Philosophy fascinates Josef. During his years as a student, tutor, and young academic, his philosophical quest continues, diverging in several directions including a flirtation with the spiritual realm.
But then Hitler invades Czechoslovakia, rendering all attempts to discover life’s meaning cruelly irrelevant. Josef, a Jew, is taken prisoner and sent to a work camp and later a death camp.
In the final chapter, Josef is living in voluntary exile in London, trying to integrate the disparate facts of his life into a coherent whole that will permit and justify some kind of future.
Adler’s conceit, the panoramic structure, is surprisingly effective: As you absorb each tableau and go on to the next, it becomes possible to look out over Josef’s life from one end to the other, as a member of the dynamic millennial culture of Jewish Prague — which Hitler dismantles and obliterates in less than 10 years.
And in retrospect, the vile elements that converged to permit the annihilation of so many millions were visible earlier in Josef’s history, stalking Jewish lives with the single-minded appetite of a vampire and relentlessly growing stronger.
Adler, a Czech Jew, was himself imprisoned in several work camps and death camps. He wrote “Panorama,’’ his first novel, soon after being liberated from Buchenwald in 1945. But it did not find a publisher for 20 years, and has only now been translated into English.
Unfortunately, this translation is virtually unreadable.
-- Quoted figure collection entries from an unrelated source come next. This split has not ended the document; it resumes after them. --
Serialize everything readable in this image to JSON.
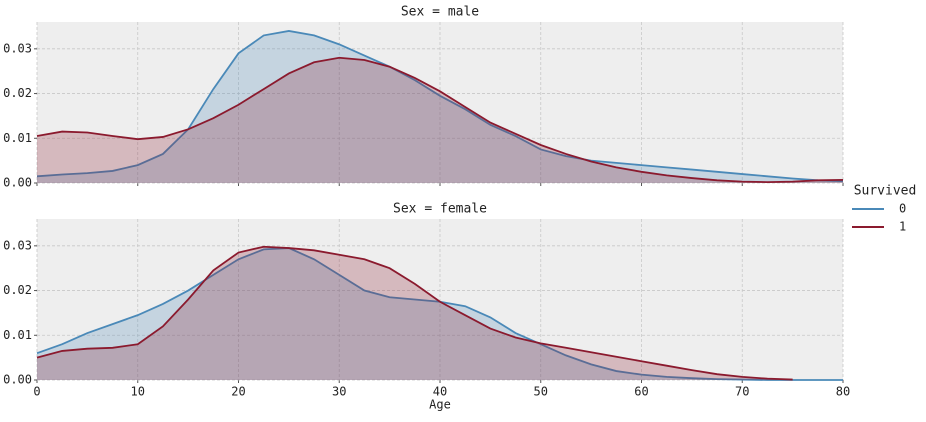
{
  "chart_data": [
    {
      "type": "area",
      "title": "Sex = male",
      "x_label": "Age",
      "legend_title": "Survived",
      "legend_position": "right",
      "x": [
        0,
        2.5,
        5,
        7.5,
        10,
        12.5,
        15,
        17.5,
        20,
        22.5,
        25,
        27.5,
        30,
        32.5,
        35,
        37.5,
        40,
        42.5,
        45,
        47.5,
        50,
        52.5,
        55,
        57.5,
        60,
        62.5,
        65,
        67.5,
        70,
        72.5,
        75,
        77.5,
        80
      ],
      "xlim": [
        0,
        80
      ],
      "ylim": [
        0,
        0.036
      ],
      "yticks": [
        {
          "value": 0,
          "label": "0.00"
        },
        {
          "value": 0.01,
          "label": "0.01"
        },
        {
          "value": 0.02,
          "label": "0.02"
        },
        {
          "value": 0.03,
          "label": "0.03"
        }
      ],
      "grid": true,
      "series": [
        {
          "name": "0",
          "color": "#4a89b8",
          "values": [
            0.0015,
            0.0019,
            0.0022,
            0.0027,
            0.004,
            0.0065,
            0.012,
            0.021,
            0.029,
            0.033,
            0.034,
            0.033,
            0.031,
            0.0285,
            0.026,
            0.023,
            0.0195,
            0.0165,
            0.013,
            0.0105,
            0.0075,
            0.006,
            0.005,
            0.0045,
            0.004,
            0.0035,
            0.003,
            0.0025,
            0.002,
            0.0015,
            0.001,
            0.0006,
            0.0004
          ]
        },
        {
          "name": "1",
          "color": "#8b1a2e",
          "values": [
            0.0105,
            0.0115,
            0.0113,
            0.0105,
            0.0098,
            0.0103,
            0.012,
            0.0145,
            0.0175,
            0.021,
            0.0245,
            0.027,
            0.028,
            0.0275,
            0.026,
            0.0235,
            0.0205,
            0.017,
            0.0135,
            0.011,
            0.0085,
            0.0065,
            0.0048,
            0.0035,
            0.0025,
            0.0017,
            0.0011,
            0.0006,
            0.0003,
            0.0002,
            0.0003,
            0.0006,
            0.0007
          ]
        }
      ]
    },
    {
      "type": "area",
      "title": "Sex = female",
      "x": [
        0,
        2.5,
        5,
        7.5,
        10,
        12.5,
        15,
        17.5,
        20,
        22.5,
        25,
        27.5,
        30,
        32.5,
        35,
        37.5,
        40,
        42.5,
        45,
        47.5,
        50,
        52.5,
        55,
        57.5,
        60,
        62.5,
        65,
        67.5,
        70,
        72.5,
        75,
        77.5,
        80
      ],
      "xlim": [
        0,
        80
      ],
      "xticks": [
        0,
        10,
        20,
        30,
        40,
        50,
        60,
        70,
        80
      ],
      "ylim": [
        0,
        0.036
      ],
      "yticks": [
        {
          "value": 0,
          "label": "0.00"
        },
        {
          "value": 0.01,
          "label": "0.01"
        },
        {
          "value": 0.02,
          "label": "0.02"
        },
        {
          "value": 0.03,
          "label": "0.03"
        }
      ],
      "grid": true,
      "series": [
        {
          "color": "#4a89b8",
          "values": [
            0.006,
            0.008,
            0.0105,
            0.0125,
            0.0145,
            0.017,
            0.02,
            0.0235,
            0.027,
            0.0292,
            0.0295,
            0.027,
            0.0235,
            0.02,
            0.0185,
            0.018,
            0.0175,
            0.0165,
            0.014,
            0.0105,
            0.008,
            0.0055,
            0.0035,
            0.002,
            0.0012,
            0.0007,
            0.0004,
            0.0002,
            0.0001,
            0,
            0,
            0,
            0
          ]
        },
        {
          "color": "#8b1a2e",
          "values": [
            0.005,
            0.0065,
            0.007,
            0.0072,
            0.008,
            0.012,
            0.018,
            0.0245,
            0.0285,
            0.0298,
            0.0295,
            0.029,
            0.028,
            0.027,
            0.025,
            0.0215,
            0.0175,
            0.0145,
            0.0115,
            0.0095,
            0.0082,
            0.0072,
            0.0062,
            0.0052,
            0.0042,
            0.0032,
            0.0022,
            0.0013,
            0.0007,
            0.0003,
            0.0001,
            null,
            null
          ]
        }
      ]
    }
  ]
}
Granted, Peter Filkins, an award-winning translator, must have torn out his hair trying to reproduce in English Adler’s endless stream-of-consciousness German sentences. But acknowledging the task’s difficulty doesn’t change the fact that the result is a tangle of clumsy, uncoordinated sentences, painful to read: “. . .[M]emory is of no use, no matter how good and helpful it can be, but the present is something else, it being full of surprise and the unforeseeable, such that one should even dispense with any notion of free will, the desire for a view of the future that reveals all being unacceptable, Josef searching for the right words and finding that, yes, this desire is in fact impure, unclean, it is sinful, although he cannot deny that the horrible present circumstances prod each of us day in, day out, to conjure such a wish, at which Simon asks, ‘Do you have any hope, Josef?’ ’’
Actually, there is hope for Josef, but none for this translation of “Panorama.’’ Imre Kertesz’s powerful novel “Fateless’’ has a story and outcome that resonate in similar ways. If you have a choice, read that one.